In early September, the Anti-Narcotics Brigade for the Southern Area of Santiago’s Metropolitan Region conducted a raid in La Cisterna neighborhood. The police raided a room containing 36 kilograms of cannabis, a pill press used for ecstasy production, 43 grams of ketamine and what the on-site Cyberscrime Brigade confirmed as a Bitcoin mining operation.
“This is an unprecedented event. This is the first time drug trafficking has been linked so directly to cryptocurrency mining,” said Eduardo Gatica, head of the Anti-Narcotics Brigade.
The police confiscated a total of 19 mining machines, but only 10 of them were operational due to limitations in the regional electrical grid.
Officials in the Metropolitan Region suspect that the advanced mining infrastructure served as a means to launder money, even though cryptocurrency mining itself is not unlawful. According to law enforcement, the individuals who have since been apprehended purportedly used proceeds from their drug trafficking operations to acquire mining equipment, funnel funds into their computing endeavours and subsequently convert Chilean pesos into Bitcoin.
Prosecutor Carlos Yáez Dáz, representing the High Complexity and Organized Crime Office in the Metropolitan Region, characterized the connection between illicit activities and Bitcoin mining as “an innovative” strategy.
Read more: British Columbia’s top court gives the nod to Hut 8 and US Bitcoin merger
Read more: Hut 8 Mining’s second annual ESG report shows dedication to carbon neutrality
Mining infrastructure used as means to launder money
The network was part of a pool, which is a collection of nodes akin to the one uncovered, with each member taking away a percentage of the block reward as it invested in energy. There is a suspicion that the individual or group managing this network, which remains somewhat unclear at this point, intended to expand its data processing capabilities to increase the amount of yield his network would receive from the pool.
In this particular instance, it could have been a completely legitimate operation, separate from the drug trafficking activities occurring just a few rooms away. However, law enforcement agencies suspect that the primary objective of this sophisticated system was to facilitate money laundering.

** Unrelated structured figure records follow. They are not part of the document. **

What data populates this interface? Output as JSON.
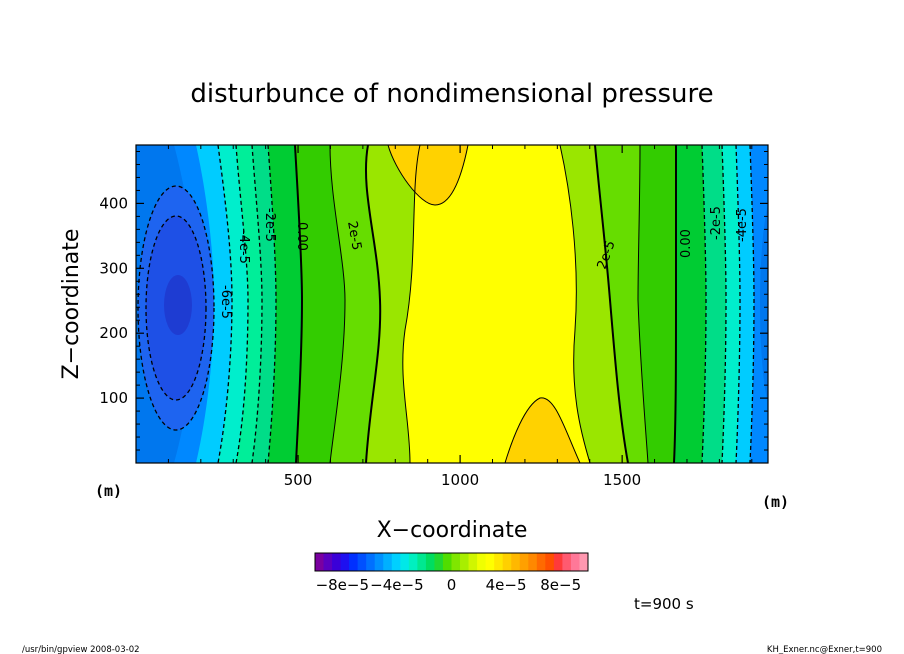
{
  "chart_data": {
    "type": "heatmap",
    "title": "disturbunce of nondimensional pressure",
    "xlabel": "X−coordinate",
    "ylabel": "Z−coordinate",
    "xunit": "(m)",
    "yunit": "(m)",
    "xlim": [
      0,
      1950
    ],
    "ylim": [
      0,
      490
    ],
    "xticks": [
      500,
      1000,
      1500
    ],
    "yticks": [
      100,
      200,
      300,
      400
    ],
    "contour_labels": [
      "-6e-5",
      "-4e-5",
      "-2e-5",
      "0.00",
      "2e-5",
      "2e-5",
      "0.00",
      "-2e-5",
      "-4e-5"
    ],
    "colorbar": {
      "min": -0.0001,
      "max": 0.0001,
      "tick_labels": [
        "−8e−5",
        "−4e−5",
        "0",
        "4e−5",
        "8e−5"
      ]
    },
    "time_label": "t=900 s"
  },
  "footer": {
    "left": "/usr/bin/gpview  2008-03-02",
    "right": "KH_Exner.nc@Exner,t=900"
  }
}
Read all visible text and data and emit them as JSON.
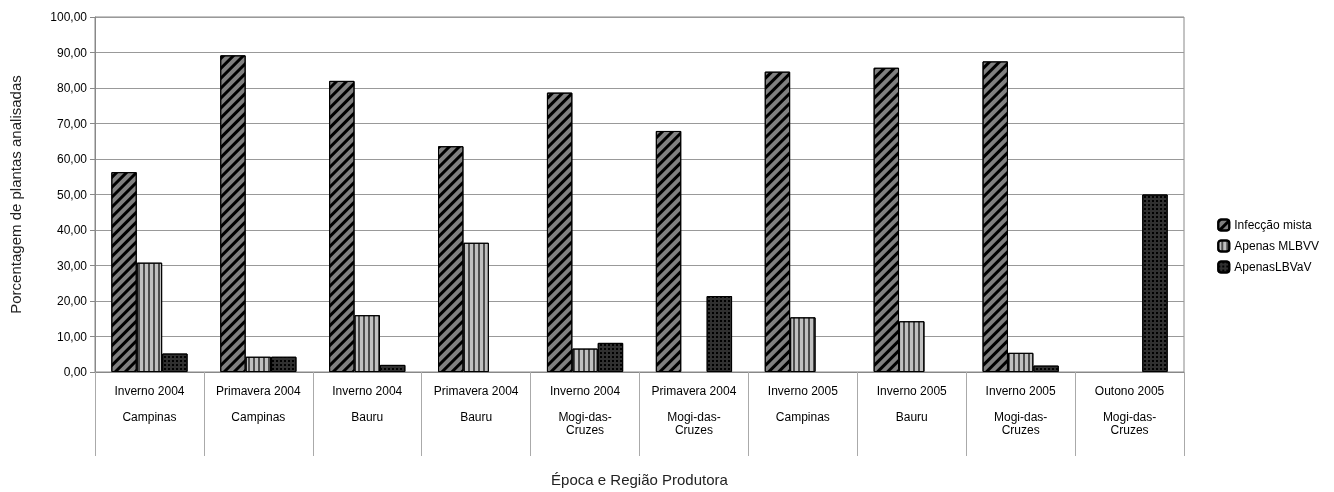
{
  "chart_data": {
    "type": "bar",
    "xlabel": "Época e Região Produtora",
    "ylabel": "Porcentagem de plantas analisadas",
    "categories": [
      "Inverno 2004\nCampinas",
      "Primavera 2004\nCampinas",
      "Inverno 2004\nBauru",
      "Primavera 2004\nBauru",
      "Inverno 2004\nMogi-das-Cruzes",
      "Primavera 2004\nMogi-das-Cruzes",
      "Inverno 2005\nCampinas",
      "Inverno 2005\nBauru",
      "Inverno 2005\nMogi-das-Cruzes",
      "Outono 2005\nMogi-das-Cruzes"
    ],
    "series": [
      {
        "name": "Infecção mista",
        "color": "#808080",
        "values": [
          56.3,
          89.2,
          82.0,
          63.6,
          78.7,
          67.9,
          84.6,
          85.7,
          87.5,
          0
        ]
      },
      {
        "name": "Apenas MLBVV",
        "color": "#c0c0c0",
        "values": [
          30.8,
          4.3,
          16.0,
          36.4,
          6.6,
          0,
          15.4,
          14.3,
          5.4,
          0
        ]
      },
      {
        "name": "ApenasLBVaV",
        "color": "#303030",
        "values": [
          5.2,
          4.3,
          2.0,
          0,
          8.2,
          21.4,
          0,
          0,
          1.8,
          50.0
        ]
      }
    ],
    "ylim": [
      0,
      100
    ],
    "yticks": [
      {
        "value": 0,
        "label": "0,00"
      },
      {
        "value": 10,
        "label": "10,00"
      },
      {
        "value": 20,
        "label": "20,00"
      },
      {
        "value": 30,
        "label": "30,00"
      },
      {
        "value": 40,
        "label": "40,00"
      },
      {
        "value": 50,
        "label": "50,00"
      },
      {
        "value": 60,
        "label": "60,00"
      },
      {
        "value": 70,
        "label": "70,00"
      },
      {
        "value": 80,
        "label": "80,00"
      },
      {
        "value": 90,
        "label": "90,00"
      },
      {
        "value": 100,
        "label": "100,00"
      }
    ],
    "grid": "y",
    "legend": "right"
  }
}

This could involve the acquisition of additional equipment, funded with the proceeds from drug trafficking, to engage in large-scale cryptocurrency mining. The idea might have been to integrate the resulting profits into the formal economy or to somehow legitimize ill-gotten gains through cryptocurrency mining or investments in cryptocurrencies.
These are financial instruments not subject to any state control and offer complete anonymity, according to Prefect Luis Orellana, head of the Metropolitan Cybercrime Brigade. In various other countries, it’s not uncommon for drug cartels to employ this methodology. In fact, during one of the investigations into the Tren de Aragua (in Iquique), it was discovered that a minimum of four billion pesos had been invested in cryptocurrencies.